When two superconductors are connected through a tunnel junction, electron pairs -- the so-called Cooper pairs -- can flow from one to the other. This phenomenon is known as the Josephson effect. We have produced a Josephson quantum dot device in which a single SiGe self-assembled quantum dot is placed between two superconducting electrodes.

Published on 10 September 2010
In 2006, a group at Harvard university demonstrated, for the first time, a Josephson field effect transistor based on SiGe. The canal (i.e., the junction) of the transistor was made out of a Ge/Si core/shell nanowire, and the gate voltage enabled the modulation of the observed supercurrent.

Here, we have pushed supercurrent control to the single charge level by using self-assembled SiGe nanocrystals; the area between the contacts and the dimensionality of the system are smaller than that of a nanowire.

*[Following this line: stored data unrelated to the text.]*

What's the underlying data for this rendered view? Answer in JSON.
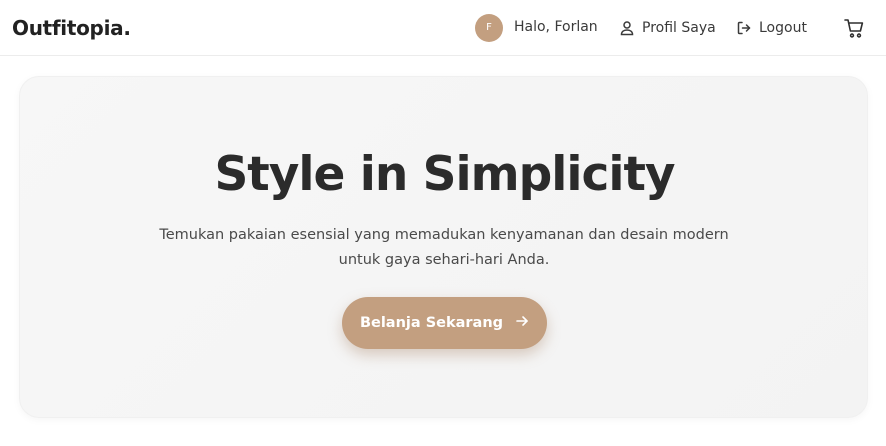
{
  "navbar": {
    "logo": "Outfitopia.",
    "avatar_initial": "F",
    "greeting": "Halo, Forlan",
    "profile_label": "Profil Saya",
    "logout_label": "Logout",
    "cart_icon": "cart-icon"
  },
  "hero": {
    "title": "Style in Simplicity",
    "subtitle": "Temukan pakaian esensial yang memadukan kenyamanan dan desain modern untuk gaya sehari-hari Anda.",
    "cta_label": "Belanja Sekarang",
    "cta_icon": "arrow-right-icon"
  },
  "colors": {
    "accent": "#c39f80",
    "text_dark": "#2b2b2b",
    "hero_bg": "#f5f5f5"
  }
}
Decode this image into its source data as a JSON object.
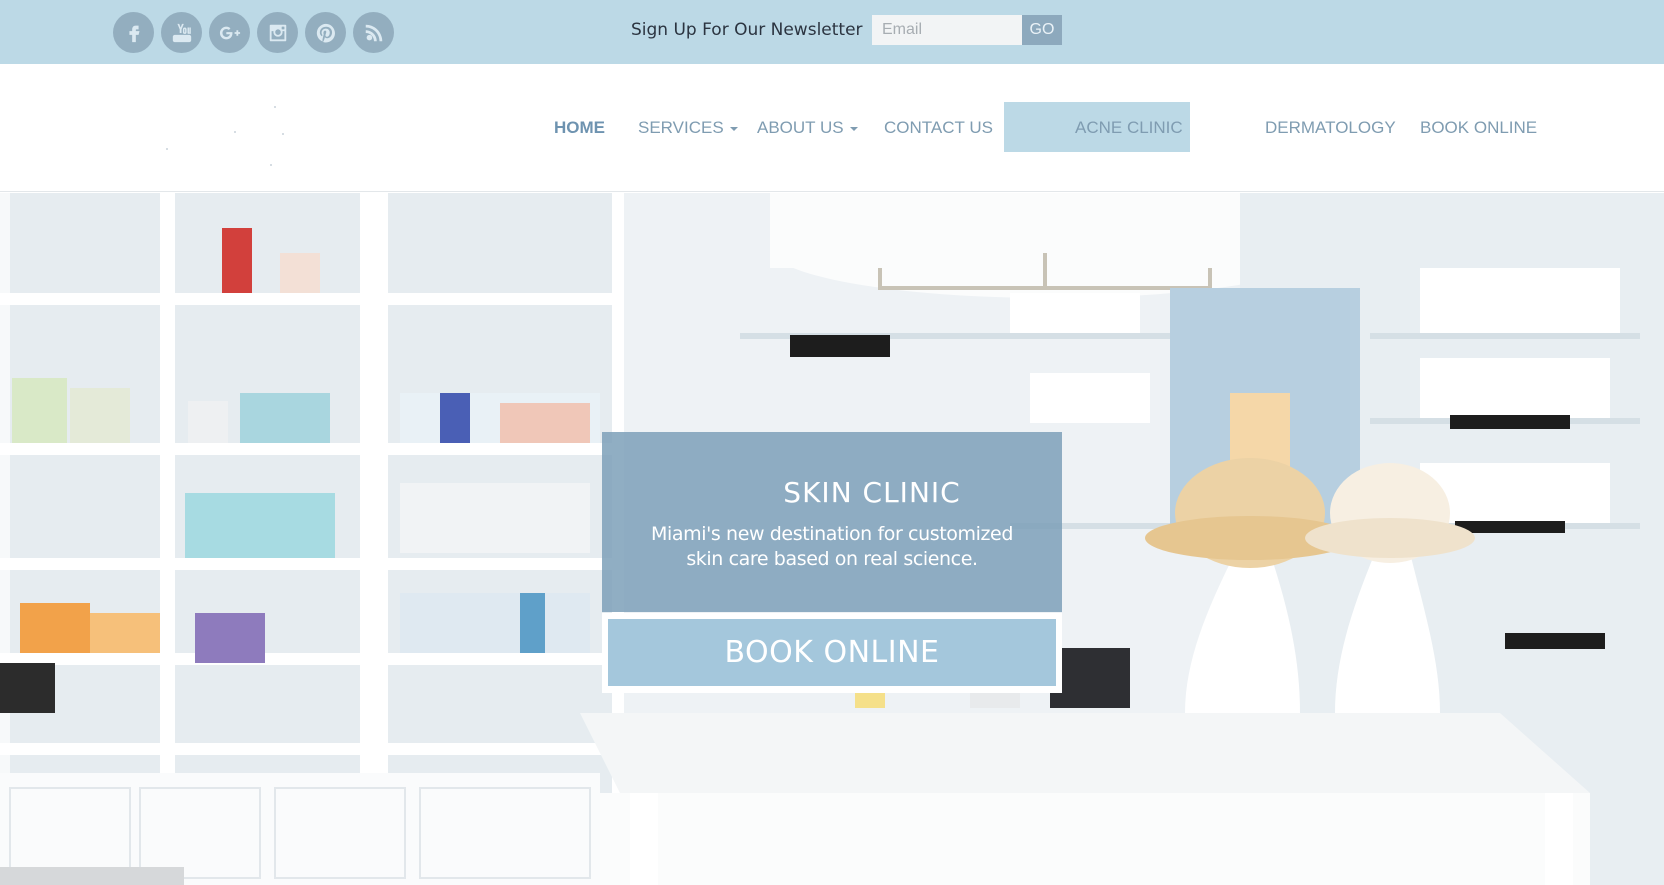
{
  "topbar": {
    "social": [
      {
        "icon": "facebook-icon"
      },
      {
        "icon": "youtube-icon"
      },
      {
        "icon": "google-plus-icon"
      },
      {
        "icon": "instagram-icon"
      },
      {
        "icon": "pinterest-icon"
      },
      {
        "icon": "rss-icon"
      }
    ],
    "newsletter_label": "Sign Up For Our Newsletter",
    "email_placeholder": "Email",
    "go_label": "GO"
  },
  "nav": {
    "home": "HOME",
    "services": "SERVICES",
    "about": "ABOUT US",
    "contact": "CONTACT US",
    "acne": "ACNE CLINIC",
    "dermatology": "DERMATOLOGY",
    "book": "BOOK ONLINE"
  },
  "hero": {
    "title": "SKIN CLINIC",
    "subtitle_line1": "Miami's new destination for customized",
    "subtitle_line2": "skin care based on real science.",
    "cta": "BOOK ONLINE"
  },
  "colors": {
    "topbar_bg": "#bcd9e6",
    "nav_text": "#7f9cb1",
    "promo_bg": "#7da0b9",
    "cta_bg": "#a4c7dc"
  }
}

Aluminium contacts have been attached to the quantum dots by means of electron beam lithography. Cooper pair transport takes place when an energy level of the quantum dot is in resonance with the Fermi level of the electrodes. The transport being blocked outside the resonance (green curve in the figure), the device can then be switched between the superconducting and the dissipative states through a small variation of the gate voltage, on the order of 50 mV.

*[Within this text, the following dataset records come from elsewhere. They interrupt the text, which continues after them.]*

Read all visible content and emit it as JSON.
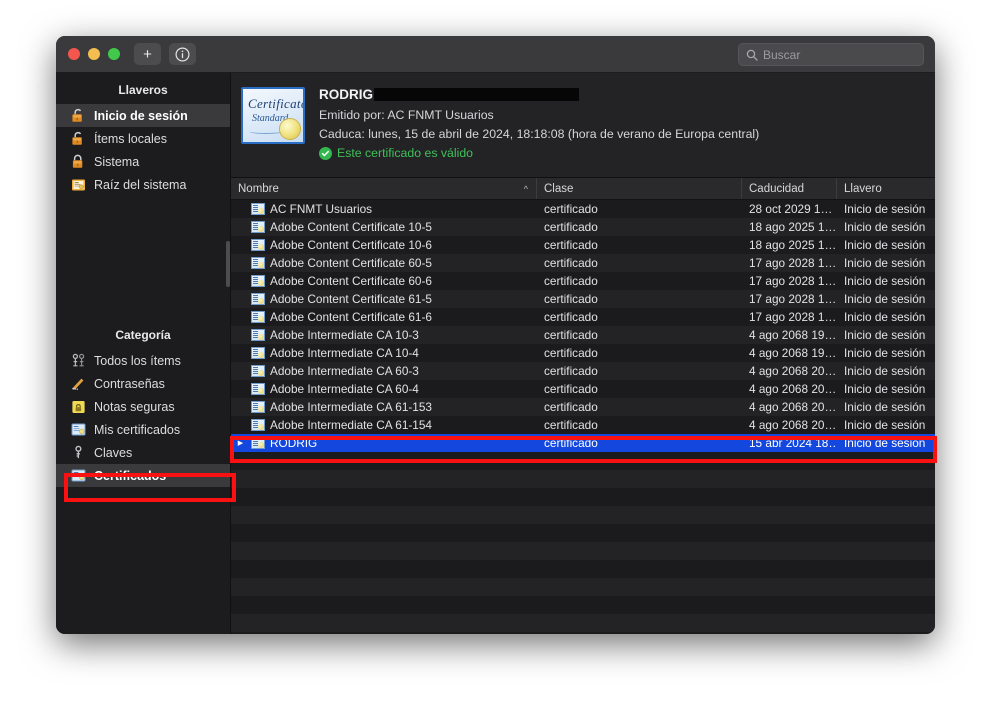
{
  "window": {
    "titlebar": {
      "traffic_lights": [
        "close",
        "minimize",
        "maximize"
      ],
      "add_button_label": "+",
      "add_button_icon": "plus-icon",
      "info_button_label": "ⓘ",
      "info_button_icon": "info-circle-icon",
      "colors": {
        "close": "#f2564c",
        "minimize": "#f4bd4f",
        "maximize": "#42c94c"
      }
    },
    "search": {
      "placeholder": "Buscar",
      "value": "",
      "icon": "search-icon"
    }
  },
  "sidebar": {
    "keychains_header": "Llaveros",
    "keychains": [
      {
        "label": "Inicio de sesión",
        "icon": "unlocked-keychain-icon",
        "selected": true
      },
      {
        "label": "Ítems locales",
        "icon": "unlocked-keychain-icon",
        "selected": false
      },
      {
        "label": "Sistema",
        "icon": "locked-keychain-icon",
        "selected": false
      },
      {
        "label": "Raíz del sistema",
        "icon": "system-root-certificate-icon",
        "selected": false
      }
    ],
    "category_header": "Categoría",
    "categories": [
      {
        "label": "Todos los ítems",
        "icon": "all-items-keys-icon",
        "selected": false
      },
      {
        "label": "Contraseñas",
        "icon": "password-pencil-icon",
        "selected": false
      },
      {
        "label": "Notas seguras",
        "icon": "secure-note-lock-icon",
        "selected": false
      },
      {
        "label": "Mis certificados",
        "icon": "my-certificates-icon",
        "selected": false
      },
      {
        "label": "Claves",
        "icon": "key-icon",
        "selected": false
      },
      {
        "label": "Certificados",
        "icon": "certificate-icon",
        "selected": true
      }
    ]
  },
  "detail": {
    "icon": "certificate-standard-badge-icon",
    "icon_text_line1": "Certificate",
    "icon_text_line2": "Standard",
    "cert_name": "RODRIG",
    "name_redacted": true,
    "issued_by": "Emitido por: AC FNMT Usuarios",
    "expires": "Caduca: lunes, 15 de abril de 2024, 18:18:08 (hora de verano de Europa central)",
    "validity": "Este certificado es válido",
    "validity_icon": "green-check-circle-icon",
    "validity_color": "#3fc05a"
  },
  "table": {
    "columns": [
      {
        "key": "name",
        "label": "Nombre",
        "sorted": "asc",
        "sort_icon": "chevron-up-icon"
      },
      {
        "key": "class",
        "label": "Clase",
        "sorted": ""
      },
      {
        "key": "expiry",
        "label": "Caducidad",
        "sorted": ""
      },
      {
        "key": "keychain",
        "label": "Llavero",
        "sorted": ""
      }
    ],
    "rows": [
      {
        "name": "AC FNMT Usuarios",
        "class": "certificado",
        "expiry": "28 oct 2029 1…",
        "keychain": "Inicio de sesión",
        "selected": false,
        "expandable": false
      },
      {
        "name": "Adobe Content Certificate 10-5",
        "class": "certificado",
        "expiry": "18 ago 2025 1…",
        "keychain": "Inicio de sesión",
        "selected": false,
        "expandable": false
      },
      {
        "name": "Adobe Content Certificate 10-6",
        "class": "certificado",
        "expiry": "18 ago 2025 1…",
        "keychain": "Inicio de sesión",
        "selected": false,
        "expandable": false
      },
      {
        "name": "Adobe Content Certificate 60-5",
        "class": "certificado",
        "expiry": "17 ago 2028 1…",
        "keychain": "Inicio de sesión",
        "selected": false,
        "expandable": false
      },
      {
        "name": "Adobe Content Certificate 60-6",
        "class": "certificado",
        "expiry": "17 ago 2028 1…",
        "keychain": "Inicio de sesión",
        "selected": false,
        "expandable": false
      },
      {
        "name": "Adobe Content Certificate 61-5",
        "class": "certificado",
        "expiry": "17 ago 2028 1…",
        "keychain": "Inicio de sesión",
        "selected": false,
        "expandable": false
      },
      {
        "name": "Adobe Content Certificate 61-6",
        "class": "certificado",
        "expiry": "17 ago 2028 1…",
        "keychain": "Inicio de sesión",
        "selected": false,
        "expandable": false
      },
      {
        "name": "Adobe Intermediate CA 10-3",
        "class": "certificado",
        "expiry": "4 ago 2068 19…",
        "keychain": "Inicio de sesión",
        "selected": false,
        "expandable": false
      },
      {
        "name": "Adobe Intermediate CA 10-4",
        "class": "certificado",
        "expiry": "4 ago 2068 19…",
        "keychain": "Inicio de sesión",
        "selected": false,
        "expandable": false
      },
      {
        "name": "Adobe Intermediate CA 60-3",
        "class": "certificado",
        "expiry": "4 ago 2068 20…",
        "keychain": "Inicio de sesión",
        "selected": false,
        "expandable": false
      },
      {
        "name": "Adobe Intermediate CA 60-4",
        "class": "certificado",
        "expiry": "4 ago 2068 20…",
        "keychain": "Inicio de sesión",
        "selected": false,
        "expandable": false
      },
      {
        "name": "Adobe Intermediate CA 61-153",
        "class": "certificado",
        "expiry": "4 ago 2068 20…",
        "keychain": "Inicio de sesión",
        "selected": false,
        "expandable": false
      },
      {
        "name": "Adobe Intermediate CA 61-154",
        "class": "certificado",
        "expiry": "4 ago 2068 20…",
        "keychain": "Inicio de sesión",
        "selected": false,
        "expandable": false
      },
      {
        "name": "RODRIG",
        "class": "certificado",
        "expiry": "15 abr 2024 18…",
        "keychain": "Inicio de sesión",
        "selected": true,
        "expandable": true
      }
    ],
    "empty_row_count": 10,
    "selection_color": "#1447dd"
  },
  "annotations": [
    {
      "name": "certificados-category-highlight",
      "color": "#fa1111"
    },
    {
      "name": "selected-certificate-row-highlight",
      "color": "#fa1111"
    }
  ]
}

A) Qualitative electronic density of states versus energy for a SiGe quantum dot between aluminium contacts, characterized by a superconducting gap 2Δ. The gate voltage tunes the energy of the quantum-dot levels with respect to the Fermi energy of the leads.
B) Representative VSD(ISD) for two gate voltages. When an electronic level of the dot matches the Fermi energy (blue line) the Cooper pair tunnels between the contacts, allowing thus the flow of a supercurrent of about 200 pA. Out of resonance (green line), the transport is dissipative.